暴動が沈静化に向かったのは、迅速な逮捕と実刑判決を伴う裁判措置、
そして何よりも反差別デモの力が大きかったと全国警察署長会議の議長が発表しました。

デモの参加者たちのプラカードには
「人種差別を愛国心だと偽るのをやめよう」
「憎しみが声高に叫ばれるなら、愛はもっと声高に叫ばなければならない」
掲げられていました。

反差別デモがあらわす「平和への団結」

英国の公共放送BBCニュースは、イギリス・ブリストルで8月7日の夜、他の街と同様に人種差別に抗議するデモの様子を報道しました。
たくさんの人が抗議のプラカードを持ちながら、平和的に集まりインタビューに答える人の中に印象的な言葉がありました。

人々は一つになろうとしています。
昔から言われるように、分裂すれば倒れるが、団結すれば立ち上がるのです。

一方で、リヴァプールでは移民支援のために数百人が集まり、ロンドンでは数千人が平和的に抗議活動を行いました。
ニューカッスルやサウザンプトンでも、多くの市民が人種差別への反対の声をあげました。

リバプールのモスクの門の外では、アダム・ケルウィックという導師が、「人種差別的な極右活動家」と「反差別デモ参加者」の両方に手を差し伸べ、笑顔でハンバーガーやチップス、冷たい飲み物をさし出す出来事がありました。

やがて人々はそれらの差し入れを受け入れ、自分たちの話や懸念を「極右活動家」と「反差別デモ参加者」の対立する同士が共有し始めました。

我々は人々の心を開きたかったのです。
それは、美しい交流でした。

移民・難民政策の岐路に立つイギリス

イギリスは高齢化による社会的な課題に直面しています。
医療制度の圧迫や公共インフラの老朽化が進み、多くの市民が未来への不安を抱いています。
防衛費の増額も迫られ、厳しい現実を受け入れる中、移民・難民問題が複雑化しています。
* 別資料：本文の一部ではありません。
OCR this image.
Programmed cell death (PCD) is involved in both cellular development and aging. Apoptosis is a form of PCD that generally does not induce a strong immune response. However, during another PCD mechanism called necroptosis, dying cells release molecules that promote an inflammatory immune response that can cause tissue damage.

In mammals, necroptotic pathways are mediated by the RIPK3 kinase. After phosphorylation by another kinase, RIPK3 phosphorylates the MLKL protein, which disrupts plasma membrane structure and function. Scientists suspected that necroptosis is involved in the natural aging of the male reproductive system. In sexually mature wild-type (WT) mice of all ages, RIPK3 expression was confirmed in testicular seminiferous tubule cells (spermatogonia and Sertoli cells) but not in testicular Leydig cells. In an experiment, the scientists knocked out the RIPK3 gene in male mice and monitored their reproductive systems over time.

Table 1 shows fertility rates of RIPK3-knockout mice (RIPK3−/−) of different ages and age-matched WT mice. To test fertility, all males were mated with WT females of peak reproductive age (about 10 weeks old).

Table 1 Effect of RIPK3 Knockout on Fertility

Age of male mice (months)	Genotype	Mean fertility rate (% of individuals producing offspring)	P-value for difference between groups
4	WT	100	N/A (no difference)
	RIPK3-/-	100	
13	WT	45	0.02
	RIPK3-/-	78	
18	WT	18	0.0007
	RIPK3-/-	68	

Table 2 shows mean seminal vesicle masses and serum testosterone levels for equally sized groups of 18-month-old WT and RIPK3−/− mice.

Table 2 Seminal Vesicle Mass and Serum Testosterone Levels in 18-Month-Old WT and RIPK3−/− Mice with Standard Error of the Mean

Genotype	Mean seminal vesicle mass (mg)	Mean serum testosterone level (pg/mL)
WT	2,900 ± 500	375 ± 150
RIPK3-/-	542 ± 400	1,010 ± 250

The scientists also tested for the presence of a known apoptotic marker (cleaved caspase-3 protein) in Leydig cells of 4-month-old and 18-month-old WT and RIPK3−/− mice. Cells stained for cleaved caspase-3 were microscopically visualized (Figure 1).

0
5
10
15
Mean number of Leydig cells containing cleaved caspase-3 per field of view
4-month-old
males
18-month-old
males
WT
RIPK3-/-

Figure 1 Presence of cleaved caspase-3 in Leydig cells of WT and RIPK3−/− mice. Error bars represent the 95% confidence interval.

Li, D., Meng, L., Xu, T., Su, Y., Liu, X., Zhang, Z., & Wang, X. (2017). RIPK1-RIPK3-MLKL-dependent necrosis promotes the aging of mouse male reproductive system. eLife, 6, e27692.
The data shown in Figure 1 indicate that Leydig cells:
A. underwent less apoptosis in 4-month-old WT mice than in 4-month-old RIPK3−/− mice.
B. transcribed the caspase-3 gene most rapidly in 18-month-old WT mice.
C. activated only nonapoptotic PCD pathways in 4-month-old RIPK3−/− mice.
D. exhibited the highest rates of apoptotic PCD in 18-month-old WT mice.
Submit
その中で、かつてジョンソン元首相が打ち出した「不法移民のルワンダ強制移送政策」も廃止の動きが出てきました。
今年7月、新首相キア・スターマー氏がこの政策を撤回。
英最高裁は、この計画が移送者の人権を侵害すると判断し、違法と結論づけました。

一方、英仏海峡を越える不法入国者の数は依然として増加。2024年に入って1万3,000人を超え、この問題が政府にとって主要課題であり続けています。
移民問題に対する多様な意見が交錯する中、未来への道筋が問われています。

リバプールの事例は、異なる意見を持つ人々が対立していても、対話をするきっかけさえあれば、
少しずつ心を開き合い、互いを理解する希望の道筋が生まれることを示しています。

不法移民のルワンダ強制移送政策
難民申請を目的にフランスから小型のボートで海を渡ってきた人を、6500キロ離れたアフリカ東部のルワンダに強制移送する政策。2018年以降、難民申請を目的に小型のボートで、海を渡ってイギリスに不法入国する人が急増し、当時のジョンソン首相が、資金援助の引き換えに、ルワンダに移送する計画を打ち出した。